Now that Noah seems pretty comfortable at daycare and can express himself reasonably well, it seemed like an okay time to be a bit later (5:15 instead of somewhere between 4:45 and 5) and to take the risk of delay.
So, now I drive to the nearest subway station, about 15 min, park and get onto the platform and then take two trains. This should save me at least $200/mo.
But it’s also suddenly, miraculously, provided reading and writing time in my day. I’m enjoying this a lot. It’s like suddenly rediscovering a limb, or something. Because mostly at home I am Doing Something and not sitting thinking or reading or scribbling away.
~~
I think I would like to get pregnant. There, I said it. In fact, we have been trying and it has not been going so well. This shouldn’t be a surprise, given our reproductive history, but after Noah’s conception and birth I guess I was back to thinking that sex makes babies, ones that survive beyond the first trimester and all.

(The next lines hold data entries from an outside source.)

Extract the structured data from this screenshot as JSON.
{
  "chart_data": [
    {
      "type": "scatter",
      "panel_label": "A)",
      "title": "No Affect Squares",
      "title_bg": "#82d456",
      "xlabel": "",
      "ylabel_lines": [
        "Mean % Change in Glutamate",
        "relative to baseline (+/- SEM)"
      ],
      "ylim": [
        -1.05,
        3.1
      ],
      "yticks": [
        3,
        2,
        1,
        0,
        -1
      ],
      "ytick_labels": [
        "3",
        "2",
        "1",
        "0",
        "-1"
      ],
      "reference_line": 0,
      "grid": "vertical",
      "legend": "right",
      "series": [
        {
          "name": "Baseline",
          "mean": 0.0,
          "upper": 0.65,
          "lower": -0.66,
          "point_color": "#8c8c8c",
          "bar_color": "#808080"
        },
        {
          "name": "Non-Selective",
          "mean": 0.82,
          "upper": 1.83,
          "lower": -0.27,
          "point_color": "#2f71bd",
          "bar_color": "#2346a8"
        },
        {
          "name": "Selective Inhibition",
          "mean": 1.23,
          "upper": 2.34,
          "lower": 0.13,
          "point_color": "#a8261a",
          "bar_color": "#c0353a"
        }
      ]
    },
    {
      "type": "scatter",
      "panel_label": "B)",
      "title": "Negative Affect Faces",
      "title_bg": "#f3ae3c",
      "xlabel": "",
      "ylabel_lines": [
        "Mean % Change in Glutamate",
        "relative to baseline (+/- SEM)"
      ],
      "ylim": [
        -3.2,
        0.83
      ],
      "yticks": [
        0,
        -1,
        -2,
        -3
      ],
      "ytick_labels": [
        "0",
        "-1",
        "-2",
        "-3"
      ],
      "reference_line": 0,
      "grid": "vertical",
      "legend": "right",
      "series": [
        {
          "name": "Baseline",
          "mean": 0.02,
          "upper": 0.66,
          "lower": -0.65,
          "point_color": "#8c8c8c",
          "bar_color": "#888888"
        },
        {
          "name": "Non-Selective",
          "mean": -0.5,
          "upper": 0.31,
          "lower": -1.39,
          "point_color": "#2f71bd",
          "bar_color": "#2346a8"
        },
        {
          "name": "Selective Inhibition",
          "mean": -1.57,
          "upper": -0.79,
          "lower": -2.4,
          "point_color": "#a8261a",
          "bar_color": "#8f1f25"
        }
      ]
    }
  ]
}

I have mixed feelings about - well, everything. Pregnancy itself, esp. with Noah around, scares me to death, although we’ve already gotten through one miscarriage. I’m not sure I’ll be able to handle two kids and have no idea how we would pay for daycare for two really.
And yet, I’m still pretty sure that’s what I would like, and Carl definitely is on board. Like the subway thing, this kind of seems like a daring return to the Way Life Used To Be - having some hope in life, or something.
~~
Time is so, so different when you have to get a child in bed for 7:30. I bet it’s even worse with two.
* For GTA-dwellers, here’s what I tried:
Fastest transit by far is to drive to GO bus stop, take GO bus. Cost was $9.something a day though and parking was an issue.
Go Train + Yonge line - marginally faster, esp as the GO is closer to my house (but I have to leave a little extra time so as not to miss the train), but the cost of transit passes was $260/mo, effectively wiping out 90% of the savings, so adding the stress on my day without real benefit except carbon footprint stuff (definitely a good thing, but not enough to shake me up.)
Bus + bus + Sheppard line - never was under 1 hr 20 min and was 2 hrs on two occasions out of 5 trial runs
Park at RT, take express bus from Scarb Centre to Don Mills and then across - was 1 hr 20 and dependent on when express buses ran
Park at Kennedy, subway all the way; parking comes with $109 pass, woo hoo.